Genetic Marker Predicts Response to Hepatitis C Treatment
Duke University Medical Center researchers report in Nature that the marker is a single letter change -- a C instead of a T -- in a segment of DNA near the IL28B gene.
The journal Nature published a study Aug. 16 identifying a genetic marker that predicts how well patients will respond to treatment for Hepatitis C, which affects an estimated 170 million people and is among the world's most common infections. It is the leading cause of liver transplants in the United States. Duke University Medical Center researchers said patients found to have a C instead of a T in a segment of DNA near the IL28B gene were significantly more likely to respond favorably to treatment than those lacking it.
"Eighty percent of those with the favorable response genotype eradicated the virus, while only about 30 percent with the less favorable response genotype did so," David B. Goldstein, Ph.D., director of the Center for Human Genome Variation in Duke's Institute for Genome Sciences & Policy and senior author of the study, said in a news release posted by the medical school. "With differences of that magnitude, patients considering therapy may want to know what their genotype is before they start treatment."

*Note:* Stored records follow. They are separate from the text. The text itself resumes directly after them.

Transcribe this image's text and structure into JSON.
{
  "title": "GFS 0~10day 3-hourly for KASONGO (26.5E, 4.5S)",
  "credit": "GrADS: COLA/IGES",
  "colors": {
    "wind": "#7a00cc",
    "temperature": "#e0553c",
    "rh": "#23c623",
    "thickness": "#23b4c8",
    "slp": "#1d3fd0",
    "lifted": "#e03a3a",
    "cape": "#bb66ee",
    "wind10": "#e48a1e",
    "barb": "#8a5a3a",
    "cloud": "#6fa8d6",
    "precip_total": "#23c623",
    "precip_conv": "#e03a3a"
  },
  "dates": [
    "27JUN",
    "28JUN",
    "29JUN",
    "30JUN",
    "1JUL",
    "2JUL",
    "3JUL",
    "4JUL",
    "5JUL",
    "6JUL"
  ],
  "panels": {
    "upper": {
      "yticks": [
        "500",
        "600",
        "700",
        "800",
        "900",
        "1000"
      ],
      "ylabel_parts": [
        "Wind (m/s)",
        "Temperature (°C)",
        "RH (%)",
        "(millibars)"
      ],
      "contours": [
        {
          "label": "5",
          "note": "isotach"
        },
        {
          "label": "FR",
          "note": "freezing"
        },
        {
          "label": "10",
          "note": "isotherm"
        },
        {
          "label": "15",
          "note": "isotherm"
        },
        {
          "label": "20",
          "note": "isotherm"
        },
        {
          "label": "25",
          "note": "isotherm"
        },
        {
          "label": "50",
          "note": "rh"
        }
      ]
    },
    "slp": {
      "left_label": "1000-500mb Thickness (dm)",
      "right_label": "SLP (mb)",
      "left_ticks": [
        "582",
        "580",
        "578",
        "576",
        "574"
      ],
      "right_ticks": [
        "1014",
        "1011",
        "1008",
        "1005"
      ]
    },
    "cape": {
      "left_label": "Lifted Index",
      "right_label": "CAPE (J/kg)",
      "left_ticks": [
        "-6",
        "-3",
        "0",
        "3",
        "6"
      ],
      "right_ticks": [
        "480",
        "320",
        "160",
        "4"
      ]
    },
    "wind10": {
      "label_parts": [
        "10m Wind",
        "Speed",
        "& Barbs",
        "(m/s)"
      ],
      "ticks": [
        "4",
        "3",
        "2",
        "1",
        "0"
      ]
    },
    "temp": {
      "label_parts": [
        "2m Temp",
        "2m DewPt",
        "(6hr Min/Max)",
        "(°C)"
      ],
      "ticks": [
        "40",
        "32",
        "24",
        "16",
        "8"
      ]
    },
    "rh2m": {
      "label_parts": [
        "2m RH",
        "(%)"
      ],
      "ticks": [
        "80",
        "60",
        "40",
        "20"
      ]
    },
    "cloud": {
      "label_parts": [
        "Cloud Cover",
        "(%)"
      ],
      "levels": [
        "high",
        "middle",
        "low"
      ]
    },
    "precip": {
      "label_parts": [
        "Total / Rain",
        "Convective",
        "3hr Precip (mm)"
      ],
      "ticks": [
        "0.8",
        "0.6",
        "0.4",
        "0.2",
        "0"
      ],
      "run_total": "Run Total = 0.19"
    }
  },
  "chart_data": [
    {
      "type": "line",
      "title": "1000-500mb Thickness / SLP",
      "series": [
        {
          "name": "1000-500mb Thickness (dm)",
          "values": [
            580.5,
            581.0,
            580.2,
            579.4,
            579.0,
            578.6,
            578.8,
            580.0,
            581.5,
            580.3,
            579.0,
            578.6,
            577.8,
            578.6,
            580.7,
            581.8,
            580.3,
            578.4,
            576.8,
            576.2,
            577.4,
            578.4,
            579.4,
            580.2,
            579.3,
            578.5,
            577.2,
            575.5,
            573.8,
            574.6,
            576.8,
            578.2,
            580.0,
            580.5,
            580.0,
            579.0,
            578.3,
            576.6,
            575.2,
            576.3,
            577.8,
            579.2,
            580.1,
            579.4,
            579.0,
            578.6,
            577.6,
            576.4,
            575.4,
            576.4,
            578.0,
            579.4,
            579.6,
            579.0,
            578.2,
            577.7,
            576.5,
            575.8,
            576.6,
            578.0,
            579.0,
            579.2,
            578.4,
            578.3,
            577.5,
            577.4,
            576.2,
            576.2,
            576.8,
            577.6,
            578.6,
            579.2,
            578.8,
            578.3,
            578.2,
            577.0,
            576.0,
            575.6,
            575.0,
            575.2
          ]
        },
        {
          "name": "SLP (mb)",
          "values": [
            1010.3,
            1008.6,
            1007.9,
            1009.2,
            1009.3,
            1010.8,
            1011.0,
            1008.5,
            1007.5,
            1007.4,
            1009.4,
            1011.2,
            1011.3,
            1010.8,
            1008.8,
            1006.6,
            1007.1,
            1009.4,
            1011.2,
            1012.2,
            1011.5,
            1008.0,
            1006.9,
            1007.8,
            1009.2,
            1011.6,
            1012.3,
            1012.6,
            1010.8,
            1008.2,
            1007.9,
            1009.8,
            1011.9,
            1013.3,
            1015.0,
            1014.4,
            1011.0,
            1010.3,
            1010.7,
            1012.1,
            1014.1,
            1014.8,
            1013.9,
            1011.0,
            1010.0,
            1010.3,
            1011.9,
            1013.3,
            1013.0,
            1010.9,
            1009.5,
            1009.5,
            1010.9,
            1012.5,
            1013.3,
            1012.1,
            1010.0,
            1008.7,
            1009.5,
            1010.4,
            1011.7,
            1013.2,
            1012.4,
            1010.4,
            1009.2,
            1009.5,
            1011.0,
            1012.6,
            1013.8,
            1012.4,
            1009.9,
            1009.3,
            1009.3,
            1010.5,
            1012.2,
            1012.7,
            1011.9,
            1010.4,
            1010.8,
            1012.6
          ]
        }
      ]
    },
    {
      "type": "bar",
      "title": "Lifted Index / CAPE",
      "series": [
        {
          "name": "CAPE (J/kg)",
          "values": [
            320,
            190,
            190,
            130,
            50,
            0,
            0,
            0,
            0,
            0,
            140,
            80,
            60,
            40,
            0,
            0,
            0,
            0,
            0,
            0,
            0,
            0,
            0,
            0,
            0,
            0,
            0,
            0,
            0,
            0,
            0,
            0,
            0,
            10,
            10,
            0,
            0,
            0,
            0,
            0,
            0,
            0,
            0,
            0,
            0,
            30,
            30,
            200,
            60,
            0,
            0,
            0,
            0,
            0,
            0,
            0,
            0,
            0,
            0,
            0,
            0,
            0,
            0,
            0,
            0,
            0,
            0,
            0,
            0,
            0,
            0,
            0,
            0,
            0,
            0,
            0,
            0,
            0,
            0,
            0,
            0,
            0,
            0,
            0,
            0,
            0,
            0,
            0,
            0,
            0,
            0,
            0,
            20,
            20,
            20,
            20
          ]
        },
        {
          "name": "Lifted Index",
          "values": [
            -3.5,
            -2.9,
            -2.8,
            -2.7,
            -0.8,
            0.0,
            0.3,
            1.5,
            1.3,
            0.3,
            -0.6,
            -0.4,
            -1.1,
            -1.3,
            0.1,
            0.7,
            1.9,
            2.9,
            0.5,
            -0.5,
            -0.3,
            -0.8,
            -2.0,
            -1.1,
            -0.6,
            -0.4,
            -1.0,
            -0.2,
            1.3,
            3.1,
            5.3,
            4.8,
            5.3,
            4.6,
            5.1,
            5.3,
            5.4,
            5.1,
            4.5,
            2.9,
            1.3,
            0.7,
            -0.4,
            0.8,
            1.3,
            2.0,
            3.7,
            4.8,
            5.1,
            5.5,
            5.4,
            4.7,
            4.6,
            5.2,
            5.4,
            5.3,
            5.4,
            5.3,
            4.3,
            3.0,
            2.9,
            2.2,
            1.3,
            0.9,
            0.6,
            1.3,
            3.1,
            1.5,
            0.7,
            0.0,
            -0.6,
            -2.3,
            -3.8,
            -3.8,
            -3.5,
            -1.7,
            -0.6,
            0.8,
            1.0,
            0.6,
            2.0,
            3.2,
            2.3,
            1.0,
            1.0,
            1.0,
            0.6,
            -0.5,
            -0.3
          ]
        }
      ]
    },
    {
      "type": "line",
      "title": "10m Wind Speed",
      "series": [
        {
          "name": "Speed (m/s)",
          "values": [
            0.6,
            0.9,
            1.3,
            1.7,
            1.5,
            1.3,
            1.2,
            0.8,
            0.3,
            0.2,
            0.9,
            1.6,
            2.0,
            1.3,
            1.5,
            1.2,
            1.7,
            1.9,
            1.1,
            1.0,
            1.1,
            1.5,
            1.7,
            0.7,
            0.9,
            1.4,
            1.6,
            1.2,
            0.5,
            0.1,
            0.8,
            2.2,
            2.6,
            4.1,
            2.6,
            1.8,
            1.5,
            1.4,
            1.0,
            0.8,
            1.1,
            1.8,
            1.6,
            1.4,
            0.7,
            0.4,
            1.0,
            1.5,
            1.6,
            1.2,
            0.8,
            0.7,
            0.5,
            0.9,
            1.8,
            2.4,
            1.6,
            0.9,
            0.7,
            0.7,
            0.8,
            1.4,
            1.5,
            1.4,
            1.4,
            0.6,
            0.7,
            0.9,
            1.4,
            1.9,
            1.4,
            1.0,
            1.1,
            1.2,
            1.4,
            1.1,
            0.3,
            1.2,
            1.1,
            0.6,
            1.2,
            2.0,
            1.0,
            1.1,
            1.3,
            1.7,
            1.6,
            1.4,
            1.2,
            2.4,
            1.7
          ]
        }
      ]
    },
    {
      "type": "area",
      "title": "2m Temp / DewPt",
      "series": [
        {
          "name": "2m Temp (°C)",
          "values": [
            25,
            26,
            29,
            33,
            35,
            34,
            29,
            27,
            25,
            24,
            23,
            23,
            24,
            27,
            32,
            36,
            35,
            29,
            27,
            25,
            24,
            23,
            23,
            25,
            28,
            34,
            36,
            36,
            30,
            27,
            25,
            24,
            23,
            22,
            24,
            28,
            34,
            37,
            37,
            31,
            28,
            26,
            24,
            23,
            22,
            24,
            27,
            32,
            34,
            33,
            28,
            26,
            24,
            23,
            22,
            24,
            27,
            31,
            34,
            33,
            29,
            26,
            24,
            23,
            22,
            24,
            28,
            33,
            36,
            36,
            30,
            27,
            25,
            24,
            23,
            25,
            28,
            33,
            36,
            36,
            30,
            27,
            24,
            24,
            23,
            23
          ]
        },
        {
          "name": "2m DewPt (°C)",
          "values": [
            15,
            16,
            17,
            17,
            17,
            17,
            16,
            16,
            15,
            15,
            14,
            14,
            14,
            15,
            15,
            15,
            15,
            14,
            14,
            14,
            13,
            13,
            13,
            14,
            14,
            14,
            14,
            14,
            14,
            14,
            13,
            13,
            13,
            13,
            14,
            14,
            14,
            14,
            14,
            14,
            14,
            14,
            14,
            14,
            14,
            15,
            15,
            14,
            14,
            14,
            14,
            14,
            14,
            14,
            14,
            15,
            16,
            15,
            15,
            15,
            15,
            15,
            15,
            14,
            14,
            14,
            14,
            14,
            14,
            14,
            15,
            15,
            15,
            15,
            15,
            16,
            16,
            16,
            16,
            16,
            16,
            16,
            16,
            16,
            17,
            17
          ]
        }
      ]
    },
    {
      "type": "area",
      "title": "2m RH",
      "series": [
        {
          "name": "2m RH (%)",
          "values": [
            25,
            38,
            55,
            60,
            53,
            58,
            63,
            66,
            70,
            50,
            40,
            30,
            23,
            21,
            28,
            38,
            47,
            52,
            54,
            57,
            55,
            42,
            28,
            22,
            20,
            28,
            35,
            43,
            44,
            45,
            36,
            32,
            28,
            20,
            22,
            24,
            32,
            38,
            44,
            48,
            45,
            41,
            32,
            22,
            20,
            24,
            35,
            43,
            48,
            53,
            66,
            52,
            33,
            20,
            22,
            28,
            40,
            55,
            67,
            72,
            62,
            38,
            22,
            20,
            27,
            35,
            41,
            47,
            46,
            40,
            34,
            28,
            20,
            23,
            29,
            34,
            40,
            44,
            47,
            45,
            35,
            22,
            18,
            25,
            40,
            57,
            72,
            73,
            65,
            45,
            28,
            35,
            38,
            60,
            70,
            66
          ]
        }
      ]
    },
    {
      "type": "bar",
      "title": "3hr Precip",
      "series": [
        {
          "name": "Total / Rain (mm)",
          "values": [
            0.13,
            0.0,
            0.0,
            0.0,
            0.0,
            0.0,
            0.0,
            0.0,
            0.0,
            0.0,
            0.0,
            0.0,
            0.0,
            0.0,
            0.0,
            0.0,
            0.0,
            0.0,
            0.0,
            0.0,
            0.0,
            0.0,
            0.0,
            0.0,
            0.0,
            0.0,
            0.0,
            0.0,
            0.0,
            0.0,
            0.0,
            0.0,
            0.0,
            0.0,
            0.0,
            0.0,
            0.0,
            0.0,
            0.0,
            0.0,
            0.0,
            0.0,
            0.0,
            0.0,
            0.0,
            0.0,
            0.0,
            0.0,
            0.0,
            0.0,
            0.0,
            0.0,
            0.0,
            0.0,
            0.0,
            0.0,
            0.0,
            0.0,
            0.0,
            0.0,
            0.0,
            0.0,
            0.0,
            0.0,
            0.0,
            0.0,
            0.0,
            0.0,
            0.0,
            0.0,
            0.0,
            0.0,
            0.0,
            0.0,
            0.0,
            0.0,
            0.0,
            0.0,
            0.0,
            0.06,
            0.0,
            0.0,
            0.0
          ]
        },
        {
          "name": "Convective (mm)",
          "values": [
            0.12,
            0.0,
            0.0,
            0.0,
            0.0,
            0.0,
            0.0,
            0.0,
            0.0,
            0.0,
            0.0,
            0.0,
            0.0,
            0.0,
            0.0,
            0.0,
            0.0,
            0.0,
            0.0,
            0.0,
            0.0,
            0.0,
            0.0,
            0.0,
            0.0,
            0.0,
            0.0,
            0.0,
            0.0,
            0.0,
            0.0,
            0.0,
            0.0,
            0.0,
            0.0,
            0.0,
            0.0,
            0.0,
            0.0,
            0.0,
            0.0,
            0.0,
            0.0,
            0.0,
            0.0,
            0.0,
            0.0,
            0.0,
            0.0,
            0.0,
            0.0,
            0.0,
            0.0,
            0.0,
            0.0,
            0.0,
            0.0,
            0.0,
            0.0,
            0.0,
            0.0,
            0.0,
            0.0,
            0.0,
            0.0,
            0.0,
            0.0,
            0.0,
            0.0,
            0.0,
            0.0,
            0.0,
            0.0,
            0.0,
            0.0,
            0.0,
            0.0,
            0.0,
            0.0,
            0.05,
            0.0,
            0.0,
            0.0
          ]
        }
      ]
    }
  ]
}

"This discovery appears to explain a large part of it. It is most certainly a triumph of translational medicine," added Dr. John McHutchison, M.D., associate director of the Duke Clinical Research Institute and study co-author.
They said the "good" genotype also explains previously puzzling differences in treatment response between population groups. "Because it appears significantly more often among Caucasian populations than it does among African populations, we feel it explains much of the difference in response rates we see between African-Americans and those of European ancestry," Goldstein said. "This tells us that individual genetic makeup is much more important determinant of response to treatment than is race or ethnicity."
Having the "good" genotype also meant there was lower viral load -- a measure of how much virus circulated in the patient before treatment -- than in patients without it, they reported. Some people with Hepatitis C do not require treatment, but those who do are given 24 or 48 weeks of interferon and an antiviral. This clears the infection in fewer than half of the people with the most common form of Hepatitis C.
The study was funded by the Schering-Plough Research Institute.